The TFCA is home to the Victoria Falls, a UNESCO World Heritage Site and one of the Seven Natural Wonders of the World. Victoria Falls presents a spectacular sight of awe-inspiring beauty and grandeur on the Zambezi River, forming the border between Zambia and Zimbabwe. Besides Victoria Falls, KAZA TFCA harbours two further UNESCO World Heritage Sites: the Okavango Delta and Tsodilo Hills. The Okavango Delta is a unique permanent marshlands and seasonally flooded plains. It is the largest Ramsar Wetland Site and one of the very few major interior delta systems that do not flow into a sea or ocean. Depending on the season, the delta covers between 6,000 and 15,000 km2 of Kalahari Desert in northern Botswana and owes its existence to the Okavango (Kavango) River. The river flows from the Angolan highlands, across Namibia’s Zambezi Region into the Kalahari Desert. The annual flooding arrives when water is most needed in the region, in the middle of the dry season (May-September). In Botswana the delta is protected by both the Moremi Game Reserve, on its eastern edge, and the numerous wildlife concessions within Ngamiland. The Tsodilo Hills are located in Botswana west of the Okavango Delta and close to the Namibian border. They contain one of the highest concentrations of rock art in the world, with over 4,500 persevered rock-paintings in an area of only 10 km2.
The scope of KAZA TFCA provides both range and opportunity for diversity of species. There are four key structural vegetation types within the TFCA including grassland, wetland, dry forest and a variety of woodland types covering the greatest portion of the area, as well as saltpans and scrublands. There are more than 3,000 plant species throughout the TFCA, of which 100 are endemic to the sub-region. The TFCA also caters to large-scale migrations of mega fauna; the TFCA contributes to the conservation of threatened species such as African wild dog, lion, cheetah, buffalo, hippopotamus, lechwe, roan, sable, eland, zebra, wildebeest, waterbuck, puku and sitatunga. Over 600 bird species have been identified, as well as 128 reptile species and 50 amphibian species.

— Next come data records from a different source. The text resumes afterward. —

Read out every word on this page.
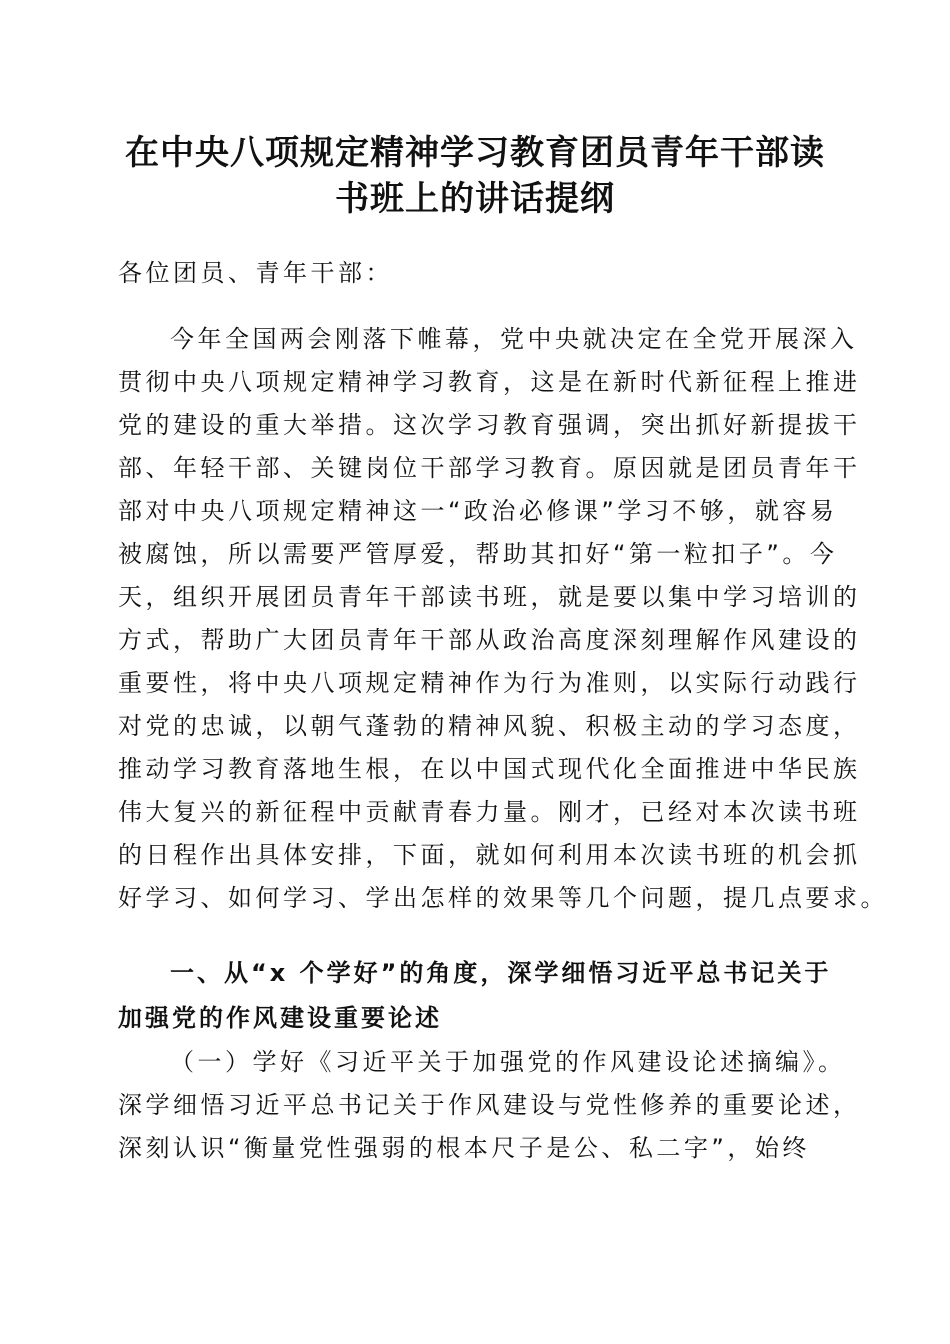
在中央八项规定精神学习教育团员青年干部读
书班上的讲话提纲
各位团员、青年干部：
今年全国两会刚落下帷幕，党中央就决定在全党开展深入
贯彻中央八项规定精神学习教育，这是在新时代新征程上推进
党的建设的重大举措。这次学习教育强调，突出抓好新提拔干
部、年轻干部、关键岗位干部学习教育。原因就是团员青年干
部对中央八项规定精神这一“政治必修课”学习不够，就容易
被腐蚀，所以需要严管厚爱，帮助其扣好“第一粒扣子”。今
天，组织开展团员青年干部读书班，就是要以集中学习培训的
方式，帮助广大团员青年干部从政治高度深刻理解作风建设的
重要性，将中央八项规定精神作为行为准则，以实际行动践行
对党的忠诚，以朝气蓬勃的精神风貌、积极主动的学习态度，
推动学习教育落地生根，在以中国式现代化全面推进中华民族
伟大复兴的新征程中贡献青春力量。刚才，已经对本次读书班
的日程作出具体安排，下面，就如何利用本次读书班的机会抓
好学习、如何学习、学出怎样的效果等几个问题，提几点要求。
一、从“x 个学好”的角度，深学细悟习近平总书记关于
加强党的作风建设重要论述
（一）学好《习近平关于加强党的作风建设论述摘编》。
深学细悟习近平总书记关于作风建设与党性修养的重要论述，
深刻认识“衡量党性强弱的根本尺子是公、私二字”，始终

Kavango Zambezi TFCA hosts the largest contiguous population of African elephant on the continent, making the elephant the flagship species of the TFCA. Developing harmonised management approaches towards this species and securing movement corridors are some of the critical activities of the KAZA TFCA which are expected to offer relieve high elephant population pressures in some areas with high human-wildlife conflict.
Two million people live in KAZA TFCA. The predominant livelihoods are low-scale pastoralism, hunting, fishing, natural resource harvesting and agriculture. The expansive tourism sector in the TFCA contributes significantly to local employment. The KAZA TFCA authorities hope to improve the socio-economic conditions of the people residing within the TFCA by harmonizing economic development, tourism and conservation. Communities are engaged as partners within the TFCA through comprehensive participatory planning processes. This has begun to result in conservation becoming a more locally viable land-use option. Through cultural tourism, the TFCA authorities aim to celebrate and nourish the rich cultural diversity within the area, allowing communities across borders to share their age-old knowledge and symbolic traditions with each other and the world at large.